"Staying Connected" Increases Productivity

Sunday, 17 November 2013: 12:00 PM

Joan Engebretson, DrPH, AHN-BC, RN
School of Nursing, UTHSC-Houston, Houston, TX

Problem: As a faculty in a research intensive university setting for many years, one of the more vexing problems has been for faculty with a new doctoral degree, to adjust to teaching loads, dissemination of their doctoral research and continuing to develop and disseminate knowledge. As faculty in a doctoral program, we struggle with attempts to have students present and publish their dissertations; however many do not.

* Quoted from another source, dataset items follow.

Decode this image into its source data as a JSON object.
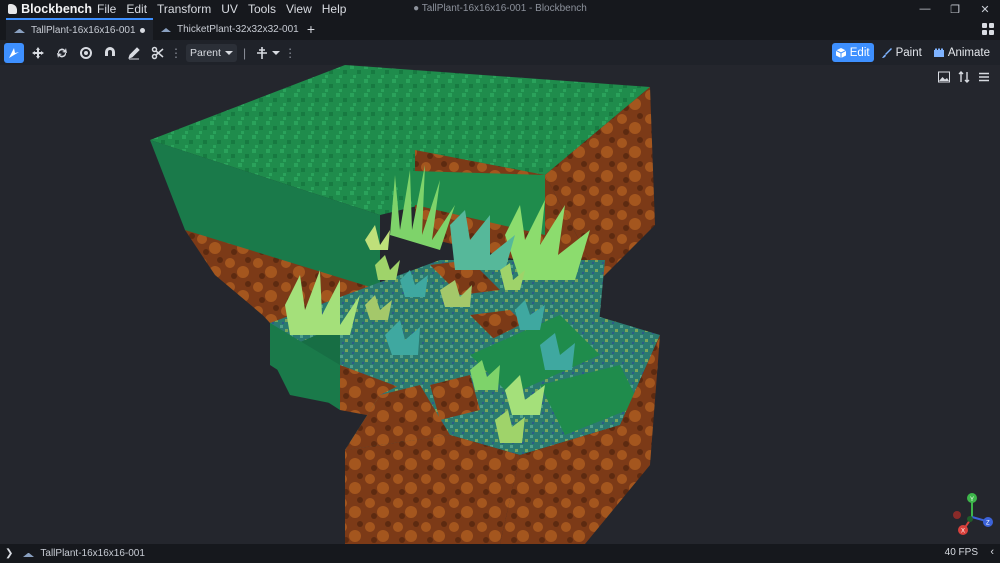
{
  "app": {
    "name": "Blockbench",
    "window_title": "● TallPlant-16x16x16-001 - Blockbench"
  },
  "menu": [
    "File",
    "Edit",
    "Transform",
    "UV",
    "Tools",
    "View",
    "Help"
  ],
  "tabs": [
    {
      "label": "TallPlant-16x16x16-001",
      "active": true,
      "unsaved": true
    },
    {
      "label": "ThicketPlant-32x32x32-001",
      "active": false
    }
  ],
  "new_tab_label": "+",
  "toolbar": {
    "pivot_select": "Parent",
    "tools": [
      "move-tool-icon",
      "resize-tool-icon",
      "rotate-tool-icon",
      "pivot-tool-icon",
      "vertex-snap-icon",
      "draw-tool-icon",
      "knife-tool-icon"
    ]
  },
  "modes": [
    {
      "label": "Edit",
      "active": true,
      "color": "#3e90ff"
    },
    {
      "label": "Paint",
      "active": false
    },
    {
      "label": "Animate",
      "active": false
    }
  ],
  "status": {
    "project": "TallPlant-16x16x16-001",
    "fps": "40 FPS"
  },
  "colors": {
    "accent": "#3e90ff",
    "grass_top": "#1e8a52",
    "dirt": "#7a3a18",
    "viewport_bg": "#24262d"
  }
}
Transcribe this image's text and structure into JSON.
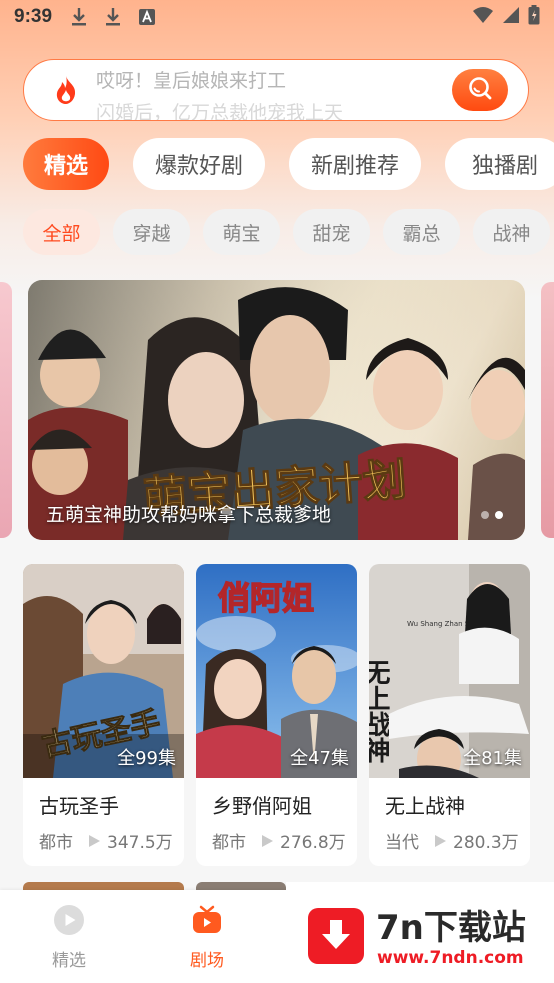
{
  "status_bar": {
    "time": "9:39"
  },
  "search": {
    "placeholder_primary": "哎呀！皇后娘娘来打工",
    "placeholder_next": "闪婚后，亿万总裁他宠我上天"
  },
  "tabs": [
    {
      "label": "精选",
      "active": true
    },
    {
      "label": "爆款好剧",
      "active": false
    },
    {
      "label": "新剧推荐",
      "active": false
    },
    {
      "label": "独播剧",
      "active": false
    }
  ],
  "chips": [
    {
      "label": "全部",
      "active": true
    },
    {
      "label": "穿越",
      "active": false
    },
    {
      "label": "萌宝",
      "active": false
    },
    {
      "label": "甜宠",
      "active": false
    },
    {
      "label": "霸总",
      "active": false
    },
    {
      "label": "战神",
      "active": false
    }
  ],
  "banner": {
    "caption": "五萌宝神助攻帮妈咪拿下总裁爹地",
    "poster_title": "萌宝出家计划",
    "slide_count": 2,
    "active_slide": 2
  },
  "cards": [
    {
      "title": "古玩圣手",
      "episodes": "全99集",
      "genre": "都市",
      "plays": "347.5万",
      "poster_text": "古玩圣手",
      "accent": "#7a5a3a"
    },
    {
      "title": "乡野俏阿姐",
      "episodes": "全47集",
      "genre": "都市",
      "plays": "276.8万",
      "poster_text": "俏阿姐",
      "accent": "#3c7fd0"
    },
    {
      "title": "无上战神",
      "episodes": "全81集",
      "genre": "当代",
      "plays": "280.3万",
      "poster_text": "无上战神",
      "poster_sub": "Wu Shang Zhan Shen",
      "accent": "#cfcac4"
    }
  ],
  "bottom_nav": [
    {
      "label": "精选",
      "active": false,
      "icon": "play-circle-icon"
    },
    {
      "label": "剧场",
      "active": true,
      "icon": "tv-icon"
    }
  ],
  "watermark": {
    "title": "7n下载站",
    "url": "www.7ndn.com"
  },
  "colors": {
    "accent": "#ff5a1f",
    "accent_light": "#ff7b3d"
  }
}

Methods: One of the concerns may be the emphasis on the student's independent work and lack of collaboration emphasis within doctoral course studies. While this is important, often there is missed opportunity to foster collaborative opportunities and develop a community of scholars. We have addressed this by incorporating group discourse and constructive critique throughout the research courses. This serves not only to sharpen their critiquing abilities, but also their comfort with intellectual discourse and feedback in the dissemination process.

Results: A secondary positive outcome from this is the connections that students make with each other and sometimes faculty to continue the discussions, which are made easier with electronic communication. This group of students has continued to publish and present long after graduation. These connections have endured and yielded academic output for several years despite representing very different institutions.

Conclusions: There are many recommendations for inter-disciplinary collaboration as well as the need to collaborate within disciplines. Fostering collaboration in graduate school and encouraging these connections post-graduation benefits the individual faculty, academic institutions, the profession, and practice of nursing.